In this paper (arXiv:2408.14091), we introduce the notion of a multiplicative unimodularity for a coisotropic Poisson homogeneous space. Then, we discuss the unimodularity and the multiplicative unimodularity for these spaces and the existence of an invariant volume form for explicit Hamiltonian systems on such spaces. Several interesting examples illustrating the theoretical results are also presented.

In this work (arXiv:2407.18819), we make new developments in generic cotangent bundle geometries, depending on all phase-space variables. In particular, we will focus on the so-called generalized Hamilton spaces, discussing how the main ingredients of this geometrical framework, such as the Hamiltonian and the nonlinear and affine connections, can be derived from a given metric. Several properties of this kind of spaces are demonstrated for autoparallel Hamiltonians. Moreover, we study the spacetime and momentum isometries of the metric. Finally, we discuss the possible applications of cotangent bundle geometries in quantum gravity, such as the construction of deformed relativistic kinematics and non-commutative spacetimes.

A generic characteristic of self-graviting systems is that they have a negative heat capacity. An important example of this behaviour is given by the Schwarzschild black hole. The case of charged and rotating black holes is even more interesting, since a change of sign of the specific heat takes place through an infinite discontinuity. This has been usually associated with a black hole thermodynamic phase transition appearing at the points where the heat capacity diverges, the so-called Davies points. This aspect of black hole thermodynamics has been addressed from different perspectives, motivating different interpretations since its discovery in the 1970s. In this paper (arXiv:2407.10885), a physical reinterpretation of the heat capacity is provided for spherically symmetric and static black holes. Our analysis is partially based on a reformulation of the black hole heat capacity using the Newman–Penrose formalism. The application to the Reissner-Nordström-de Sitter black hole case reveals a clear physical interpretation of the Newman-Penrose scalars evaluated at the event horizon. This allows us to write the heat capacity as a balance of pressures defined at the horizon. In particular, a matter pressure (coming from the energy-momentum tensor) and a thermal pressure (coming from the holographic energy equipartition of the horizon). The Davies point is identified with the point where the Komar thermal energy density matches the matter pressure at the horizon. We also compare the black hole case with the case of self-graviting objects and their corresponding thermal evolutions. We conclude that the heat capacity of black holes and self-graviting systems can be understood qualitatively in similar terms.

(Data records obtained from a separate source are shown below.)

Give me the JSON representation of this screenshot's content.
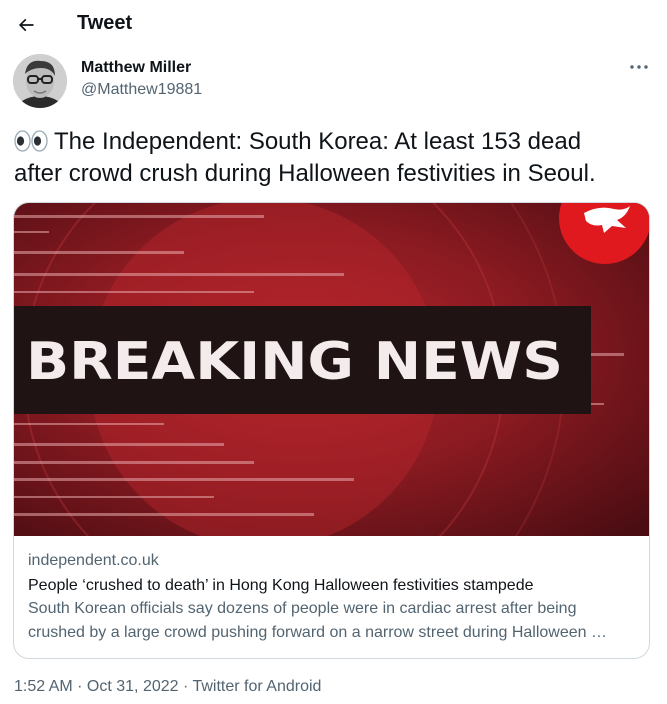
{
  "header": {
    "back_icon": "arrow-left-icon",
    "title": "Tweet"
  },
  "author": {
    "name": "Matthew Miller",
    "handle": "@Matthew19881",
    "more_icon": "more-horizontal-icon"
  },
  "tweet": {
    "emoji": "eyes-emoji",
    "text_line1": "The Independent: South Korea: At least 153 dead",
    "text_line2": "after crowd crush during Halloween festivities in Seoul."
  },
  "card": {
    "image_text": "BREAKING NEWS",
    "domain": "independent.co.uk",
    "title": "People ‘crushed to death’ in Hong Kong Halloween festivities stampede",
    "description_line1": "South Korean officials say dozens of people were in cardiac arrest after being",
    "description_line2": "crushed by a large crowd pushing forward on a narrow street during Halloween …"
  },
  "meta": {
    "time": "1:52 AM",
    "date": "Oct 31, 2022",
    "separator": " · ",
    "source": "Twitter for Android"
  },
  "colors": {
    "text_primary": "#0f1419",
    "text_secondary": "#536471",
    "border": "#cfd9de",
    "breaking_red": "#8b1a20",
    "logo_red": "#e0191f"
  }
}
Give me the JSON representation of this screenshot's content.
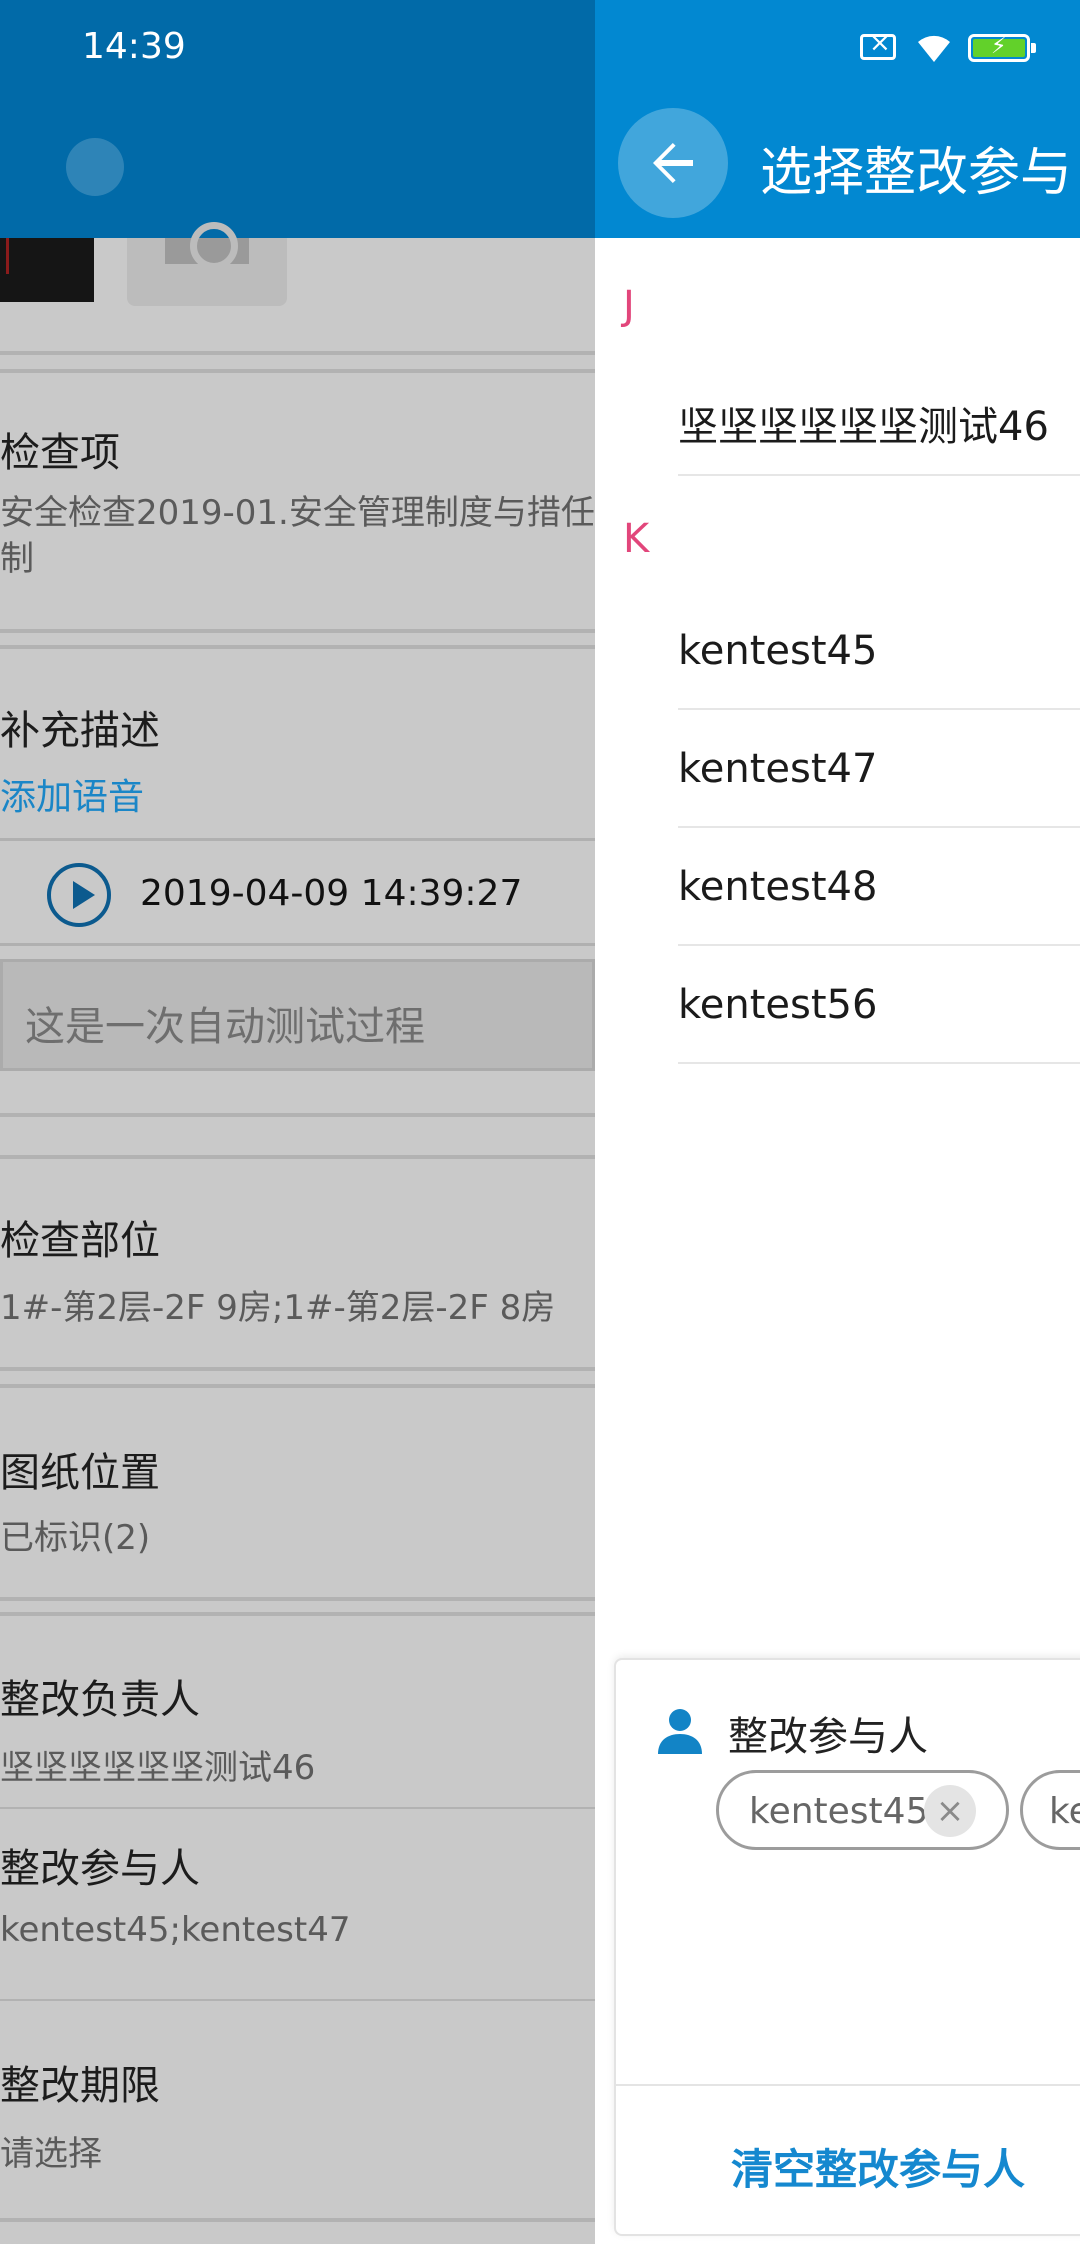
{
  "status_bar": {
    "time": "14:39"
  },
  "left_page": {
    "sections": {
      "check_item": {
        "title": "检查项",
        "value": "安全检查2019-01.安全管理制度与措任制"
      },
      "supplement": {
        "title": "补充描述",
        "add_voice": "添加语音"
      },
      "voice_record": {
        "timestamp": "2019-04-09 14:39:27"
      },
      "note": {
        "text": "这是一次自动测试过程"
      },
      "check_location": {
        "title": "检查部位",
        "value": "1#-第2层-2F 9房;1#-第2层-2F 8房"
      },
      "drawing_position": {
        "title": "图纸位置",
        "value": "已标识(2)"
      },
      "rectify_owner": {
        "title": "整改负责人",
        "value": "坚坚坚坚坚坚测试46"
      },
      "rectify_participants": {
        "title": "整改参与人",
        "value": "kentest45;kentest47"
      },
      "rectify_deadline": {
        "title": "整改期限",
        "value": "请选择"
      }
    }
  },
  "drawer": {
    "title": "选择整改参与",
    "back_icon": "arrow-left-icon",
    "groups": [
      {
        "letter": "J",
        "people": [
          "坚坚坚坚坚坚测试46"
        ]
      },
      {
        "letter": "K",
        "people": [
          "kentest45",
          "kentest47",
          "kentest48",
          "kentest56"
        ]
      }
    ],
    "selection_panel": {
      "title": "整改参与人",
      "icon": "person-icon",
      "chips": [
        "kentest45",
        "ke"
      ],
      "clear_label": "清空整改参与人"
    }
  },
  "colors": {
    "drawer_appbar": "#0288d1",
    "left_appbar": "#016aa8",
    "section_letter": "#e2467b",
    "link": "#1588cf"
  }
}
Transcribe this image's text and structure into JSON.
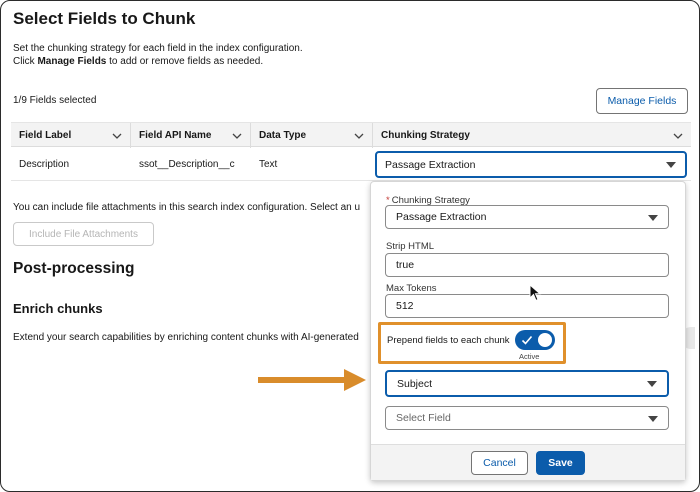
{
  "page": {
    "title": "Select Fields to Chunk",
    "description_line1": "Set the chunking strategy for each field in the index configuration.",
    "description_line2_pre": "Click ",
    "description_line2_bold": "Manage Fields",
    "description_line2_post": " to add or remove fields as needed.",
    "fields_selected": "1/9 Fields selected",
    "manage_fields_label": "Manage Fields"
  },
  "table": {
    "columns": [
      "Field Label",
      "Field API Name",
      "Data Type",
      "Chunking Strategy"
    ],
    "rows": [
      {
        "field_label": "Description",
        "api_name": "ssot__Description__c",
        "data_type": "Text",
        "chunking_strategy": "Passage Extraction"
      }
    ]
  },
  "attachments": {
    "text": "You can include file attachments in this search index configuration. Select an u",
    "button_label": "Include File Attachments"
  },
  "post_processing": {
    "heading": "Post-processing",
    "enrich_heading": "Enrich chunks",
    "enrich_text": "Extend your search capabilities by enriching content chunks with AI-generated"
  },
  "popover": {
    "strategy_label": "Chunking Strategy",
    "strategy_value": "Passage Extraction",
    "strip_html_label": "Strip HTML",
    "strip_html_value": "true",
    "max_tokens_label": "Max Tokens",
    "max_tokens_value": "512",
    "prepend_label": "Prepend fields to each chunk",
    "prepend_state": "Active",
    "field1_value": "Subject",
    "field2_placeholder": "Select Field",
    "cancel_label": "Cancel",
    "save_label": "Save"
  },
  "colors": {
    "brand": "#0b5cab",
    "highlight": "#e0902b",
    "arrow": "#d98c2b"
  }
}
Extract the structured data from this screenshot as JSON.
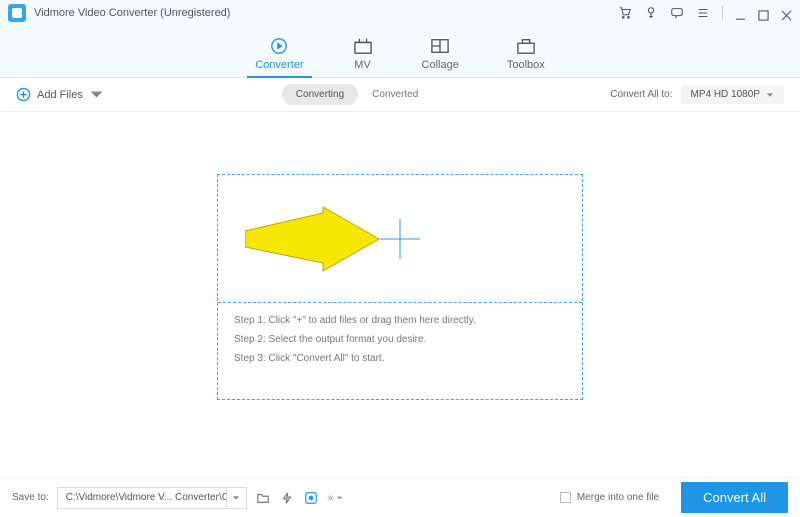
{
  "title": "Vidmore Video Converter (Unregistered)",
  "tabs": {
    "converter": "Converter",
    "mv": "MV",
    "collage": "Collage",
    "toolbox": "Toolbox"
  },
  "toolbar": {
    "add_files": "Add Files",
    "subtabs": {
      "converting": "Converting",
      "converted": "Converted"
    },
    "convert_all_to": "Convert All to:",
    "format": "MP4 HD 1080P"
  },
  "steps": {
    "s1": "Step 1: Click \"+\" to add files or drag them here directly.",
    "s2": "Step 2: Select the output format you desire.",
    "s3": "Step 3: Click \"Convert All\" to start."
  },
  "footer": {
    "save_to": "Save to:",
    "path": "C:\\Vidmore\\Vidmore V... Converter\\Converted",
    "merge": "Merge into one file",
    "convert_all": "Convert All"
  }
}
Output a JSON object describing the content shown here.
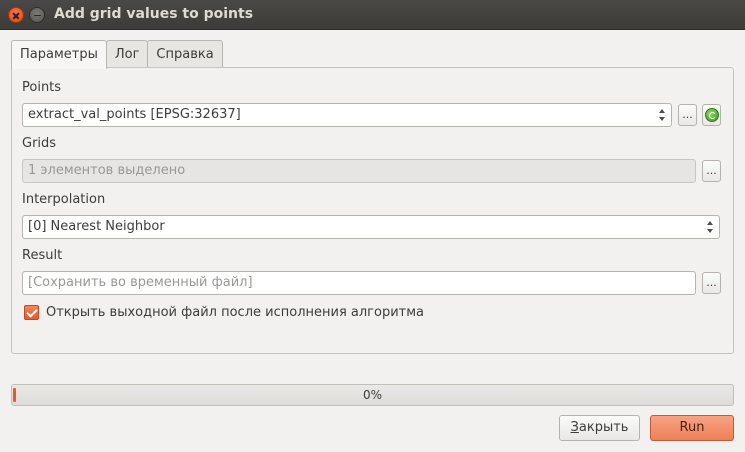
{
  "window": {
    "title": "Add grid values to points"
  },
  "tabs": [
    {
      "label": "Параметры",
      "active": true
    },
    {
      "label": "Лог",
      "active": false
    },
    {
      "label": "Справка",
      "active": false
    }
  ],
  "params": {
    "points": {
      "label": "Points",
      "value": "extract_val_points [EPSG:32637]",
      "browse": "...",
      "iterate_icon": "iterate-icon"
    },
    "grids": {
      "label": "Grids",
      "value": "1 элементов выделено",
      "browse": "..."
    },
    "interpolation": {
      "label": "Interpolation",
      "value": "[0] Nearest Neighbor"
    },
    "result": {
      "label": "Result",
      "placeholder": "[Сохранить во временный файл]",
      "browse": "..."
    },
    "open_output": {
      "label": "Открыть выходной файл после исполнения алгоритма",
      "checked": true
    }
  },
  "progress": {
    "value": 0,
    "text": "0%"
  },
  "buttons": {
    "close": "Закрыть",
    "run": "Run"
  },
  "colors": {
    "accent": "#e45a2c",
    "run_button": "#ee8058"
  }
}
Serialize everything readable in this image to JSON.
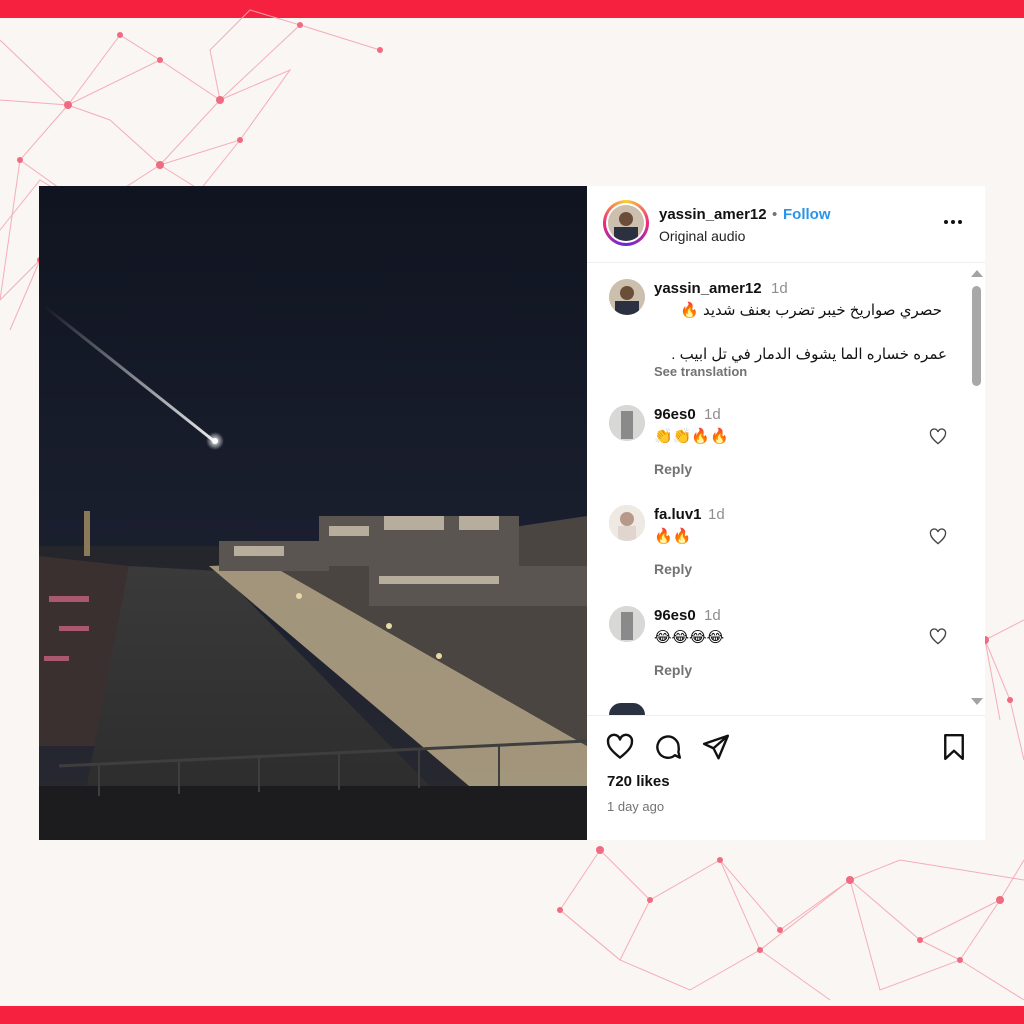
{
  "colors": {
    "accent_bar": "#f5213f",
    "follow": "#2c94e8",
    "network_line": "#f28a97"
  },
  "post": {
    "author": {
      "username": "yassin_amer12",
      "separator": "•",
      "follow_label": "Follow",
      "audio_label": "Original audio"
    },
    "caption": {
      "username": "yassin_amer12",
      "time": "1d",
      "line1": "حصري صواريخ خيبر تضرب بعنف شديد 🔥",
      "line2": "عمره خساره الما يشوف الدمار في تل ابيب .",
      "see_translation": "See translation"
    },
    "comments": [
      {
        "username": "96es0",
        "time": "1d",
        "text": "👏👏🔥🔥",
        "reply_label": "Reply"
      },
      {
        "username": "fa.luv1",
        "time": "1d",
        "text": "🔥🔥",
        "reply_label": "Reply"
      },
      {
        "username": "96es0",
        "time": "1d",
        "text": "😂😂😂😂",
        "reply_label": "Reply"
      }
    ],
    "likes": "720 likes",
    "date": "1 day ago"
  },
  "icons": [
    "more-options-icon",
    "heart-icon",
    "comment-icon",
    "share-icon",
    "bookmark-icon"
  ]
}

In this paper (arXiv:2407.12459), five new families of noncommutative lightcones in 2+1 dimensions are presented as the quantizations of the inequivalent Poisson homogeneous structures that emerge when the lightcone is constructed as a homogeneous space of the SO(2,1) conformal group. Each of these noncommutative lightcones maintains covariance under the action of the respective quantum deformation of the SO(2,1) conformal group. We discuss the role played by SO(2,1) automorphisms in the classification of inequivalent Poisson homogeneous lightcones, as well as the geometric aspects of this construction. The localization properties of the novel quantum lightcones are analyzed and shown to be deeply connected with the geometric features of the Poisson homogeneous spaces.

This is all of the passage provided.